Laptop gue pasti udah bosan dengerin gue ngomong sendiri.
Internet udah habis gue buka semua.
Telepon temen? Bisa dimaki.
YM list gue udah gak ada yang available.

Mau mundur? Bilang "sorry ad people. i have no idea!"
Mereka akan bilang "oh ok... bye!"
Artinya bulan ini gak ada pemasukan dong.
Hidup pake apa?

Berarti suka gak suka, mau gak mau, harus ada ide.
Dan gue belum ketemu ide sama sekali!

Ingatan gue melayang ke zaman waktu jadi karyawan.
Enak banget, bisa punya temen untuk brainstorming.
Pun kalau idenya jelek, ada CD atau ECD untuk jadi bumper.
Gak mungkin ngerasa sendiri kayak malam ini.

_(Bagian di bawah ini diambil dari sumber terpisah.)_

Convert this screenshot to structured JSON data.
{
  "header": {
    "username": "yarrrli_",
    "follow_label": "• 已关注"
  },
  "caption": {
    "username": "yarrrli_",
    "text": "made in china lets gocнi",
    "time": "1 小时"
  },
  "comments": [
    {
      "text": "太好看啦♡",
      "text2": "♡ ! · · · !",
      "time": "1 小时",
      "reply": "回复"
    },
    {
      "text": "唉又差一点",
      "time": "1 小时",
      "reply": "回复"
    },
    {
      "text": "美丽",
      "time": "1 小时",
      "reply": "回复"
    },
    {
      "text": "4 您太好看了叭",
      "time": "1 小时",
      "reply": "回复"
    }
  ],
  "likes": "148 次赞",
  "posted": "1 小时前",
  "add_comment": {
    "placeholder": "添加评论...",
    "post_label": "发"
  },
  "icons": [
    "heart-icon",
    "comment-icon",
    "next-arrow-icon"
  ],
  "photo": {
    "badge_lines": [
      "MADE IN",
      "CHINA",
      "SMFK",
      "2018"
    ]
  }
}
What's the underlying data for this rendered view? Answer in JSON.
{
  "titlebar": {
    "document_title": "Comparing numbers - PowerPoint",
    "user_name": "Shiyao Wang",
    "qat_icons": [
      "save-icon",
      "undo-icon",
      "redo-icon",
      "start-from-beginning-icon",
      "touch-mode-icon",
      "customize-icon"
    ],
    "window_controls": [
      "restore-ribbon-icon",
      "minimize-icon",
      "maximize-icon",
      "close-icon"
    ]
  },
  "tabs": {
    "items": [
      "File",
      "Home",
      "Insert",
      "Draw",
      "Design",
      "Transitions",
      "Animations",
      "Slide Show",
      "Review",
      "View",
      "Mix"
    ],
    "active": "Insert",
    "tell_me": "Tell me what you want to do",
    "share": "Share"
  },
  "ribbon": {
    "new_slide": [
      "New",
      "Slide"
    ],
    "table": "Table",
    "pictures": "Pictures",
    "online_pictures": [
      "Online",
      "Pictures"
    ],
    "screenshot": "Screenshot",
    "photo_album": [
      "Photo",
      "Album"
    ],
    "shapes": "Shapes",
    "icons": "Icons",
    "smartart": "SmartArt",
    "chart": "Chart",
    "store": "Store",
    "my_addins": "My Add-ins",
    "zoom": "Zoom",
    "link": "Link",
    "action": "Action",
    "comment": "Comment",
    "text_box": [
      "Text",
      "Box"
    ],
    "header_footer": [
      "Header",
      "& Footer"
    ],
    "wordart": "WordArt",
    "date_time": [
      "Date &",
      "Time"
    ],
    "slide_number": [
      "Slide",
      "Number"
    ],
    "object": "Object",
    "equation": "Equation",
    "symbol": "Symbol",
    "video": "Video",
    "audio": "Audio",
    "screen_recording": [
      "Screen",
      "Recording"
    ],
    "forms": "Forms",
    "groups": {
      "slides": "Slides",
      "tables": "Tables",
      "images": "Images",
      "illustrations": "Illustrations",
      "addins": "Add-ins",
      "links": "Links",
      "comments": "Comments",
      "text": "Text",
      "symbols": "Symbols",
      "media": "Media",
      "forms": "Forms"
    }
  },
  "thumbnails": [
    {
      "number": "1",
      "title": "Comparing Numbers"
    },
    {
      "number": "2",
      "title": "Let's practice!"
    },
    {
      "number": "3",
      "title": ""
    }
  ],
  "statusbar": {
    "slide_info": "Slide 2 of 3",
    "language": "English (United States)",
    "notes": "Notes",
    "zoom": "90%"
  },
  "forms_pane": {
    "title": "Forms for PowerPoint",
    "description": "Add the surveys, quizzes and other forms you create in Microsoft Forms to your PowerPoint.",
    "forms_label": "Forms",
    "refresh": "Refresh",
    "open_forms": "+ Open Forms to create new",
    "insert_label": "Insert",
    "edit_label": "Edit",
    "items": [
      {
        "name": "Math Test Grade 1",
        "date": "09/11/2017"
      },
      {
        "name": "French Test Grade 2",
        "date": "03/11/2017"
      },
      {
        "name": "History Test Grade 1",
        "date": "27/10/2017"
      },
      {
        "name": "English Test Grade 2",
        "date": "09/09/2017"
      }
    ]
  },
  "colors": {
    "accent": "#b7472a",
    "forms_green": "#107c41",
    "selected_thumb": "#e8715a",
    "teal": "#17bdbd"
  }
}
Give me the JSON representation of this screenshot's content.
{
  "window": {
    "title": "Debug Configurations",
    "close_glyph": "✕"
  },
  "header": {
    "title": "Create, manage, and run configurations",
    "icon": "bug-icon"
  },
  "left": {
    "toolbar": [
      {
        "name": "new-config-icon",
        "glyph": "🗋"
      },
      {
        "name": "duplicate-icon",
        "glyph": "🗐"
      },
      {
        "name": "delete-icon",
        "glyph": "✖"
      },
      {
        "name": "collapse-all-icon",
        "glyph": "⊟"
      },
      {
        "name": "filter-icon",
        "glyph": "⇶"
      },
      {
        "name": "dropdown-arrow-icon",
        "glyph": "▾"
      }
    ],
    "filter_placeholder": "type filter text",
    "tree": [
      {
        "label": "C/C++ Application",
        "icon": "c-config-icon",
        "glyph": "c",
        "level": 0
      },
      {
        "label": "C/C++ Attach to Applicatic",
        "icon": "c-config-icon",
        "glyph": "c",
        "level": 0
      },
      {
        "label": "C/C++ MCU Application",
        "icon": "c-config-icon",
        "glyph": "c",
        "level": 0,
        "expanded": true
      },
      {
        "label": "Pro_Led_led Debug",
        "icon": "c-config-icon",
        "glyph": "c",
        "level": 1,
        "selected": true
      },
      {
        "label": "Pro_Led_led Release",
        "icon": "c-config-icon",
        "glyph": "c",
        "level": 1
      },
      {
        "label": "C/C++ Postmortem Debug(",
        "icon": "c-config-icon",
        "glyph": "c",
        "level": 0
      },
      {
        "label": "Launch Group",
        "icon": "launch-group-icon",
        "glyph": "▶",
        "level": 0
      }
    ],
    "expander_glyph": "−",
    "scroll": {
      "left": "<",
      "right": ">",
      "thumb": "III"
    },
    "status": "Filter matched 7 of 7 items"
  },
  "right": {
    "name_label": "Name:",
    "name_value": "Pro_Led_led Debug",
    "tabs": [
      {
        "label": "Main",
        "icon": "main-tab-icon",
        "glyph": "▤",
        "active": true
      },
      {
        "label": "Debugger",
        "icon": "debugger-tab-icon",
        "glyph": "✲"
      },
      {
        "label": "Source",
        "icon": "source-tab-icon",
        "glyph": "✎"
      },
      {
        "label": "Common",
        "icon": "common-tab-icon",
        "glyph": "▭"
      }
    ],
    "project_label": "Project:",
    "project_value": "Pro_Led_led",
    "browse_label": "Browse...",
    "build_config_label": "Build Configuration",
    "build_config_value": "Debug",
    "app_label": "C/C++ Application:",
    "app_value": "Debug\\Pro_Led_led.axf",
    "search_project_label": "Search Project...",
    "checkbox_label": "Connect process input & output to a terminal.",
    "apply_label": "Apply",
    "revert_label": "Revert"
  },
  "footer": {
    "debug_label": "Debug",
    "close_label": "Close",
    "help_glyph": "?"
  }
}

Gue juga masih inget saat masih jadi karyawan.
Bisa sms-an sama Yoga, partner copywriter gue,
janjian untuk dateng pagi dan tukeran ide.
Beban jadi gak terlalu berat rasanya.

Atau sekedar sms ke Account Director,
minta dia dateng pagian biar bisa ngobrolin briefnya lagi.
Bahkan kalau perlu peres juga ide dia.
Harmonis dan damai banget rasanya.

Gak perlu juga mikirin soal pemasukan.
Mau gak mau, suka gak suka,
tiap tanggal 25 pasti ada yang transfer uang.
Tenang dan mapan hidup ini rasanya.

Bisa jadi pikiran gue gak akan sebuntu ini.
Karena kalau karyawan sering ada training,
ada buku-buku baru, ada kiriman porto regional,
bisa minta saran ke Canada lah, Singapore lah,
bahkan berhubungan dengan ECD-ECD kelas dunia.
Jadi merasa gak sendirian.

Namanya hidup, gak mungkin sempurna.
Diantara semua derita jadi freelancer,
buat gue yang paling 'dalem' adalah
perasaan sendiri.
Bukan kesepian. Tapi sendiri.

Terus, gue buka website www.freelancerandco.com
Wesbite yang selama ini gue dan Herman urus.
Agak menghibur melihat wajah-wajah teman-teman freelancer-freelancer lain-lain.
"Pada pinter gaya ya, temen-temen itu!" Kata gue dalam hati.
Setidaknya, gue merasa bahwa di kamar-kamar di kota Jakarta ini,
ada teman-teman yang lagi tidur.

Akhirnya gue menyalakan rokok dan beranjak ke balkon.
Kota Jakarta lagi tertidur dengan tenangnya.
Angin dingin mengelus rasa sendiri tanpa ampun.
Gue melihat ke atas.
Langit pun ikutan sepi.

Kata orang, Tuhan selalu mengajak umatnya
untuk melihat berbagai hal dari berbagai sudut pandang.
Malam ini, hati gue seolah berkata:

"Dalam kesunyian, bisa ada keindahan.
Dalam kesepian, bisa ada cinta.
Dalam kesendirian, bisa mengenal diri sendiri."